Huo’s efforts called public attention to the cancer villages. But some local government officials did not appreciate the attention, since news reports threatened community reputations and business prospects. Some of Huo’s activities were closely watched by government officials, and village officials have been sacked after making public comments about local health problems.

A turning point for the pollution problem came in 2007, when the environment ministry stepped in to limit new industrial projects on several sections of the Huai. That same year, Yang’s team received government funding support to continue their research, which was cited as a major scientific project of national importance for the period of the Eleventh Five Year Plan.

Also in 2007, Huo won a national award for working to prevent pollution. Today, he heads a non-governmental organization called the Huai River Eco-Environmental Science Research Center, which builds water purification facilities for polluted villages.

Other government agencies have been working to tackle Huai River pollution, too. Zhuang Dafang, an expert in environment at the Institute of Geographical Sciences and Natural Resources, Chinese Academy of Sciences, said the river’s quality has improved since 2005 but industrial pollution is still a problem in several tributaries.

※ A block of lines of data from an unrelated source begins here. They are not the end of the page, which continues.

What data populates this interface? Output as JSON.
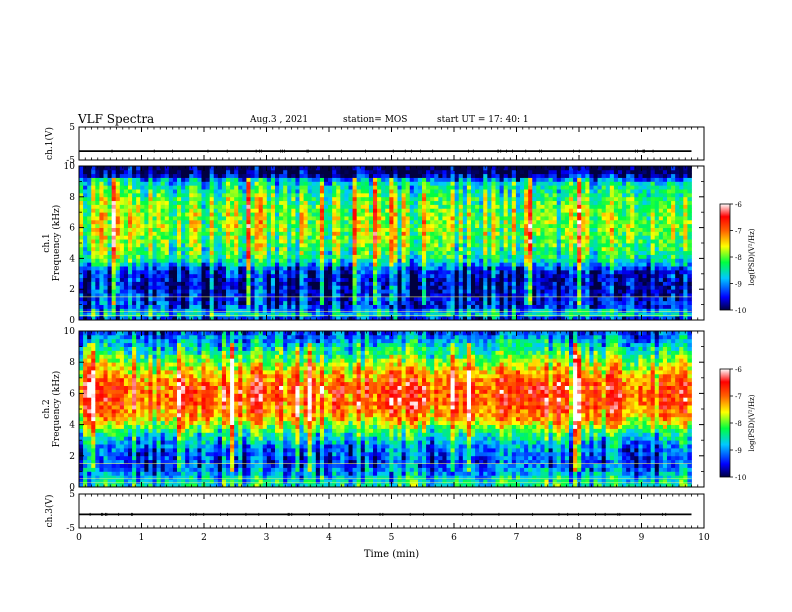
{
  "header": {
    "title": "VLF Spectra",
    "date": "Aug.3  , 2021",
    "station": "station= MOS",
    "start": "start  UT =   17: 40: 1"
  },
  "chart_data": {
    "type": "heatmap",
    "title": "VLF Spectra",
    "xlabel": "Time  (min)",
    "xlim": [
      0,
      10
    ],
    "x_ticks": [
      0,
      1,
      2,
      3,
      4,
      5,
      6,
      7,
      8,
      9,
      10
    ],
    "panels": [
      {
        "name": "ch.1(V)",
        "kind": "waveform",
        "ylabel": "ch.1(V)",
        "ylim": [
          -5,
          5
        ],
        "y_ticks": [
          5,
          -5
        ],
        "baseline": -2.3,
        "end_x": 9.8
      },
      {
        "name": "ch.1",
        "kind": "spectrogram",
        "ylabel": "Frequency  (kHz)",
        "ylabel_prefix": "ch.1",
        "ylim": [
          0,
          10
        ],
        "y_ticks": [
          0,
          2,
          4,
          6,
          8,
          10
        ],
        "end_x": 9.8,
        "colorbar": {
          "label": "log(PSD)(V²/Hz)",
          "range": [
            -10,
            -6
          ],
          "ticks": [
            -6,
            -7,
            -8,
            -9,
            -10
          ]
        },
        "band_profile": [
          {
            "f": 0.0,
            "v": -9.6
          },
          {
            "f": 0.5,
            "v": -8.2
          },
          {
            "f": 0.7,
            "v": -9.2
          },
          {
            "f": 1.5,
            "v": -9.5
          },
          {
            "f": 2.5,
            "v": -9.6
          },
          {
            "f": 3.2,
            "v": -9.4
          },
          {
            "f": 4.0,
            "v": -8.3
          },
          {
            "f": 5.0,
            "v": -8.0
          },
          {
            "f": 6.0,
            "v": -7.8
          },
          {
            "f": 7.0,
            "v": -7.9
          },
          {
            "f": 8.0,
            "v": -8.1
          },
          {
            "f": 9.0,
            "v": -8.6
          },
          {
            "f": 9.5,
            "v": -9.9
          },
          {
            "f": 10.0,
            "v": -10.0
          }
        ]
      },
      {
        "name": "ch.2",
        "kind": "spectrogram",
        "ylabel": "Frequency  (kHz)",
        "ylabel_prefix": "ch.2",
        "ylim": [
          0,
          10
        ],
        "y_ticks": [
          0,
          2,
          4,
          6,
          8,
          10
        ],
        "end_x": 9.8,
        "colorbar": {
          "label": "log(PSD)(V²/Hz)",
          "range": [
            -10,
            -6
          ],
          "ticks": [
            -6,
            -7,
            -8,
            -9,
            -10
          ]
        },
        "band_profile": [
          {
            "f": 0.0,
            "v": -8.4
          },
          {
            "f": 0.5,
            "v": -8.6
          },
          {
            "f": 1.5,
            "v": -9.3
          },
          {
            "f": 2.5,
            "v": -9.1
          },
          {
            "f": 3.5,
            "v": -8.3
          },
          {
            "f": 4.5,
            "v": -7.2
          },
          {
            "f": 5.5,
            "v": -6.8
          },
          {
            "f": 6.5,
            "v": -6.8
          },
          {
            "f": 7.5,
            "v": -7.4
          },
          {
            "f": 8.5,
            "v": -8.2
          },
          {
            "f": 9.5,
            "v": -8.9
          },
          {
            "f": 10.0,
            "v": -9.3
          }
        ]
      },
      {
        "name": "ch.3(V)",
        "kind": "waveform",
        "ylabel": "ch.3(V)",
        "ylim": [
          -5,
          5
        ],
        "y_ticks": [
          5,
          -5
        ],
        "baseline": -1.0,
        "end_x": 9.8
      }
    ]
  },
  "colors": {
    "axis": "#000000",
    "background": "#ffffff"
  }
}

Yang’s researchers have expanded their study to 5,810 villages in fourteen counties, with about 12.6 million people combined, or 8 percent of the Huai basin's total population. They have so far found eight counties with high cancer rates. But more work is needed.

“Based on our research, scholars in the future should use an analysis of specific pollutants and other scientific methods to prove the direct causality between water pollution and gastrointestinal cancer,” Yang said. “This should be the direction for future work.”

A lingering question is whether more cancer villages have yet to be found. Some thirty counties along the polluted Huai have not been studied.

Yang said based on existing studies “there is a great possibility that there are high cancer rates in those counties.” And since pollution can affect human health far into the future, she said that “it’s foreseeable that cancer outbreaks could remain a challenging issue for areas suffering from water pollution over the next ten years.”